The poet keeps going downriver. My wife, my wife, he thinks. Having asked after his living, actual wife, having seen the release of a mermaid he would not acknowledge, he now thinks about his dead, nonactual wife, his first wife.

He sees her in only a handful of fixed attitudes, lovely aspects, doing a handful of things, dear wifely functions he was indifferent to when she was alive. His indifference to these touching scenes killed her, he thinks. Ironing.

She is ironing his shirts, humming a popular song. A top-forty radio thing. Heavy cotton broadcloth shirts she presses, working the iron like a hot trowel in mortar, and somehow the freshness of the laundered shirts transfers to her, to her dress, her dress becomes in his memory a spectacular simple girly A-line — crisp, sweet, damp — and she his wife a cool-skinned model of a girl doing all this for him, with equanimity and grace, and if he were not following her replacement down a river, not watching the water lest someone’s mermaid surface and appeal to him for help, he would whistle a tune and go to his first wife and nose her in the pleats and darts as she irons, over light steam.

Kansas

THE DINER QUIT SERVING food, but it did not close. Likewise, the drive-in stopped showing movies but remained open. Songbirds of all character and kind gave their distinctive calls and showed their identifying profiles and markings and gave cats hell and made a general paean to Roger Tory Peterson. A lone Allis Chalmers combine dominated the skyline.
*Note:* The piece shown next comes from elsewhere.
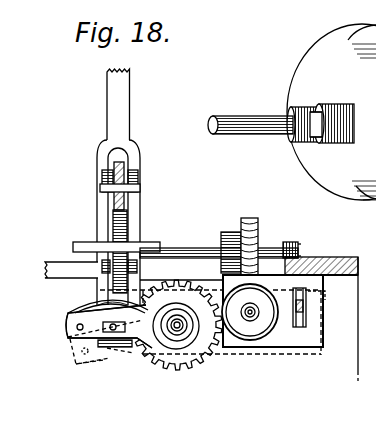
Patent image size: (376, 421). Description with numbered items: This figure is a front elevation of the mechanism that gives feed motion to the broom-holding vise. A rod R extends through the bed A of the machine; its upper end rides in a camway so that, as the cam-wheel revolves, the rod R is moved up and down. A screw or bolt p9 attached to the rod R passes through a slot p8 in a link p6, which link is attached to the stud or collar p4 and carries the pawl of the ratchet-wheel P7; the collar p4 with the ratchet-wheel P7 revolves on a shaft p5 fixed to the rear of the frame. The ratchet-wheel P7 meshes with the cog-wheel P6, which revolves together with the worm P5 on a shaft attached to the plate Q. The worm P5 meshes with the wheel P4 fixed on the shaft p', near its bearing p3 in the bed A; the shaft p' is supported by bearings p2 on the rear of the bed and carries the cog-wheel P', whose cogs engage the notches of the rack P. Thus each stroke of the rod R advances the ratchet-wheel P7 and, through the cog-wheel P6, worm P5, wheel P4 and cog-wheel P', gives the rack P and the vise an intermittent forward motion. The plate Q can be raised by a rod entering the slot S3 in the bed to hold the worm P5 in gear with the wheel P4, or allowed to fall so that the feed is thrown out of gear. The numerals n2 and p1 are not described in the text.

It, the machine, was for sale, used, quite used.

The ladies of the town were so nice, and had been so deliberately nice all their natural lives, that they came to regard cancer as a blessing. Most of them got it; those that didn’t felt cheated, left out.

The men had never learned to cuss, drink, fight, adulterate, or drive too fast. They stood there as their wives received the good bad news and as the songbirds flitted about their heads like gnats. “What a revolting development this is,” one of them said, earnestly thinking the remark funny. “It’s Tuesday,” the comic farmer continued, “and will be all day unless it rains.” He could not suppress a giggle.
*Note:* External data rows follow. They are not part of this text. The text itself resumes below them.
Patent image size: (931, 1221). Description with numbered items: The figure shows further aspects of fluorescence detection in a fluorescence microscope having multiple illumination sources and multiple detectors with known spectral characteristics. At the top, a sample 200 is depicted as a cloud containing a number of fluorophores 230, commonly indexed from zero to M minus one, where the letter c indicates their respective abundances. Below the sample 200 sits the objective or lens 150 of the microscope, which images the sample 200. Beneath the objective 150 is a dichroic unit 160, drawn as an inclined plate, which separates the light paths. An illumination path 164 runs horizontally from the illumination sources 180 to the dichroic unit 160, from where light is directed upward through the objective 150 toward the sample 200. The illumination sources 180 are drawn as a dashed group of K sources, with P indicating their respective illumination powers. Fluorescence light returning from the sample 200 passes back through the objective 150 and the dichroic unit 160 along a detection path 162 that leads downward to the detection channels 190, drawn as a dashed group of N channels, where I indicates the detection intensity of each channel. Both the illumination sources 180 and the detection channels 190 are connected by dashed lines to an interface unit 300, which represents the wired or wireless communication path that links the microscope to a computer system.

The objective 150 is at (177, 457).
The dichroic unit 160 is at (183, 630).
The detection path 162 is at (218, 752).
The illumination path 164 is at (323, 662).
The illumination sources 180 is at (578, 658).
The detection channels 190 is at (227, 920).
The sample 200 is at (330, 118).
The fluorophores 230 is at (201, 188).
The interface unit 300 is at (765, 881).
It no longer bothered him that he did not know — no one knew — who the father of his wheat was. He had come, over the years, to regard his wheat not as bastard wheat but as adoptive. No one knew the father of the adopted, and that did not make for calling them bastards. “That’s being wrapped too tight,” he concluded, using for the first time, with a thrill, a line he had heard on a television comedy show he did not understand but laughed at anyway.

He had heard flip your wig on the same show. Flip your wig and another even more obscure expression used near it, wig out, made him uncomfortable. He told the Allis Chalmers dealer that the used combine was wigged out, to test the meaning. The Chalmers dealer merely shrugged and patted him on the shoulder and walked back into his showroom. He had meant that the combine was worn out, but now, having been a smartass, he had no idea what wigged out meant, and he was afraid to proof the term any further.